At the moment, there is a lack of intervention human trial into the management of AR using T3. Nevertheless, the relationship between dietary vitamin E and allergic diseases in humans has been previously reported. Vitamin E supplementation was shown to protect young children from the development of atopy and wheezing [64]. Furthermore, patients with seasonal AR who received supplemental vitamin E supplementation in addition to their regular medication experienced an improvement in nasal symptom scores [65]. In another cross-sectional study, 65 children with AR and 48 healthy controls aged 6–14 years were assessed for the association between serum level of vitamin E and the occurrence and severity of AR [66]. The results revealed that children with AR had considerably lower serum vitamin E levels than normal children, and a negative correlation was found between level of vitamin E in serum and specific IgE along with skin prick test grade. Several investigations have also found a decrease in vitamin E and C levels, as well as an increase in oxidized glutathione in the airway lining fluids of allergic airway disease models [67, 68]. On the other hand, vitamin E does not appear to result in significant difference for nasal symptom severity or serum concentrations of specific IgE to common allergens in patients with perennial AR after 4 weeks of oral supplementation. The negative outcome of this study could be attributable to several factors. The synthetic form of vitamin E supplement examined, for example, may be less effective in terms of bioavailability and efficacy than the natural foam. Furthermore, vitamin E absorption may be suboptimal due to the uncontrolled amount and content of lipids consumed during supplementation. Moreover, some gastrointestinal and metabolic disorders such as intestinal malabsorption and cholestasis may affect vitamin E's effects [69]. In our study, intranasal TRF therapy offers the advantage of bypassing first-pass metabolism and facilitating TRF absorption by passive diffusion across the respiratory epithelium directly. In addition, high local levels of vitamin E in the nasal mucosa may help to scavenge ROS produced during the inflammatory process and repair the resulting epithelial damage in AR.

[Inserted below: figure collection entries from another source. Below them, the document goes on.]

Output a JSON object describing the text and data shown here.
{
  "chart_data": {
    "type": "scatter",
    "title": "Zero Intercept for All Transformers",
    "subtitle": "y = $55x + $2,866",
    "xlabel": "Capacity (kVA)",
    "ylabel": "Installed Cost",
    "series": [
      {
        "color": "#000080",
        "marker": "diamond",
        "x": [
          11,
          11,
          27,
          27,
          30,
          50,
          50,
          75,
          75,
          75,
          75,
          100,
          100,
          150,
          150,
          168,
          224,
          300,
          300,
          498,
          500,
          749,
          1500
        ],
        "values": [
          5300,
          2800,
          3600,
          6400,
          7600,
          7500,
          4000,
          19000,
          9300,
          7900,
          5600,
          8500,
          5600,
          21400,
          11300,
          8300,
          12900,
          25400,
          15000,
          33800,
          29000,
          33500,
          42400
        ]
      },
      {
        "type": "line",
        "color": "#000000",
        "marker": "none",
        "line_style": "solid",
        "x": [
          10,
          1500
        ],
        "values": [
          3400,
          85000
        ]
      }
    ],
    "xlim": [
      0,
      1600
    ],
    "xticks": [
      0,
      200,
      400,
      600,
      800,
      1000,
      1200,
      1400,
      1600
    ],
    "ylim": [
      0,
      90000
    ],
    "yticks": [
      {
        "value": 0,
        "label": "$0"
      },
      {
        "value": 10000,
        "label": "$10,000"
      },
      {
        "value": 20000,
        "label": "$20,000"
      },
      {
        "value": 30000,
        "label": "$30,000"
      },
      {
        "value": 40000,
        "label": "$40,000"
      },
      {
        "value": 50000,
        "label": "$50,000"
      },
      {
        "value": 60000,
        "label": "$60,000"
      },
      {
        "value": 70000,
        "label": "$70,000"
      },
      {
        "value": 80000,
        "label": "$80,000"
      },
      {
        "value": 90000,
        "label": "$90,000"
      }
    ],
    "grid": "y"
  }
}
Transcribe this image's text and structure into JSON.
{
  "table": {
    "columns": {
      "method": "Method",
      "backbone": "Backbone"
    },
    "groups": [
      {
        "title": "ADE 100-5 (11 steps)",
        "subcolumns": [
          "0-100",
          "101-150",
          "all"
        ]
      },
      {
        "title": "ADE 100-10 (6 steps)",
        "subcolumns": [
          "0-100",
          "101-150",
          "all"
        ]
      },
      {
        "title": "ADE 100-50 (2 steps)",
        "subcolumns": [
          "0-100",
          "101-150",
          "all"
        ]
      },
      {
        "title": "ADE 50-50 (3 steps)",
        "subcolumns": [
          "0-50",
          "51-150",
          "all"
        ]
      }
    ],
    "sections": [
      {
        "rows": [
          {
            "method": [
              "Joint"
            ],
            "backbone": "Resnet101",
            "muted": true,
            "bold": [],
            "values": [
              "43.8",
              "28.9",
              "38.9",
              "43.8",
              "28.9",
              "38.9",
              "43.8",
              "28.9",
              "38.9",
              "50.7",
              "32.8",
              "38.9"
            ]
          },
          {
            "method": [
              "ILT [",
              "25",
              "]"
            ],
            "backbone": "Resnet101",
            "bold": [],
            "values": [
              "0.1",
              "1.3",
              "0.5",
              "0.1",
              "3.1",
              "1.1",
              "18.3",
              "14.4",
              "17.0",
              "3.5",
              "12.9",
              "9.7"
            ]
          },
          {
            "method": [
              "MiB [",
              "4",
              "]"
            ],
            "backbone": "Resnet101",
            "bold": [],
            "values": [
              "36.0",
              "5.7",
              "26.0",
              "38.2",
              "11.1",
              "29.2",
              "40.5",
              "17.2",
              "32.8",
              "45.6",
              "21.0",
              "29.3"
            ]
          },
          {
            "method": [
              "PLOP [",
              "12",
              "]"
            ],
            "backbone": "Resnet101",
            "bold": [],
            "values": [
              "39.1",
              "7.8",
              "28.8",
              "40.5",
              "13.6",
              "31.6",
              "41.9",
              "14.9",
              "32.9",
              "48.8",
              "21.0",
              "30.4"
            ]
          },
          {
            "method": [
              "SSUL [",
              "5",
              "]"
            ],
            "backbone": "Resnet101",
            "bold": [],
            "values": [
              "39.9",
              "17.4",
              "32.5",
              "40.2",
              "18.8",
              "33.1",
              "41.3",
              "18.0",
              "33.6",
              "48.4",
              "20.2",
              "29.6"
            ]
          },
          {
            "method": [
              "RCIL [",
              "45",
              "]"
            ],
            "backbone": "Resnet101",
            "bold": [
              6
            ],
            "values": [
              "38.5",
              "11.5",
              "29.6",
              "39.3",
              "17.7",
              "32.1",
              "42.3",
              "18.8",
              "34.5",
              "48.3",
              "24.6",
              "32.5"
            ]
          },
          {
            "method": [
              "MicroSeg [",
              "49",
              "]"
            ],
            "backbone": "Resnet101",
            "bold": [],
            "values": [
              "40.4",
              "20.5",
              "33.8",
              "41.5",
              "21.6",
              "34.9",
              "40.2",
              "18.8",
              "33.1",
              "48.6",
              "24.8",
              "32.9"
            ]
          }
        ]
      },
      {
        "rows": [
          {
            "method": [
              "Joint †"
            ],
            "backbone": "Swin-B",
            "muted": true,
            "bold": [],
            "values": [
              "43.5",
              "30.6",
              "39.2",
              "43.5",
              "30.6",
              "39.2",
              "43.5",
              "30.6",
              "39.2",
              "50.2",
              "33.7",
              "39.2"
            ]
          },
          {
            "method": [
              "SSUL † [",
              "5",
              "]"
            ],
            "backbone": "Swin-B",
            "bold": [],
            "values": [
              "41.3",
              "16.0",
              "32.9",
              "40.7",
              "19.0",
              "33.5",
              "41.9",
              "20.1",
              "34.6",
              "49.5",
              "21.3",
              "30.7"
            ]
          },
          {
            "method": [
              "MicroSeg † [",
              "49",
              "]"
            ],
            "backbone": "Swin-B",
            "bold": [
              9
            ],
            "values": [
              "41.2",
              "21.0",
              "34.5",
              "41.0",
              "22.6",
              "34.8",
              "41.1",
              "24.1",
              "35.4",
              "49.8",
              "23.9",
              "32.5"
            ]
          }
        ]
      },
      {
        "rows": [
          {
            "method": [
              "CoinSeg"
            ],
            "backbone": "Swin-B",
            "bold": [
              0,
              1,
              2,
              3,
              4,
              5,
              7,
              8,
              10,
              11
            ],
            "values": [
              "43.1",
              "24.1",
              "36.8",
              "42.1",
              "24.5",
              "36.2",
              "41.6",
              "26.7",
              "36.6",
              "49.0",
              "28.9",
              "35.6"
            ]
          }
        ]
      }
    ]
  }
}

There may be some limitations to this study. More molecular research into signaling pathways such as phosphatidylinositol 3-kinase/protein kinase B (PI3K/Akt) and nuclear factor erythroid 2–related factor 2/heme oxygenase-1 (Nrf2/HO-1) would be beneficial in validating the potential mechanism of T3's antioxidant and anti-allergic effects. Despite significant anatomical similarities between humans and animals, the physiological and genetic variations may preclude dosage used in animal studies from being fully replicated in human trials. The inter-species dose extrapolation by using allometric scaling should be explored to determine a safer dose of PAF in humans. Finally, further randomized controlled clinical trials are needed to determine the therapeutic effects of TRF in the treatment of AR.

Conclusion

TRF exhibited symptomatic relief actions in AR potentially due to its antioxidant, anti-inflammatory and anti-allergic properties. This is the first study to demonstrate the significance of intranasally administered TRF, which may offer an alternative therapeutic option in the prevention and reversal of AR.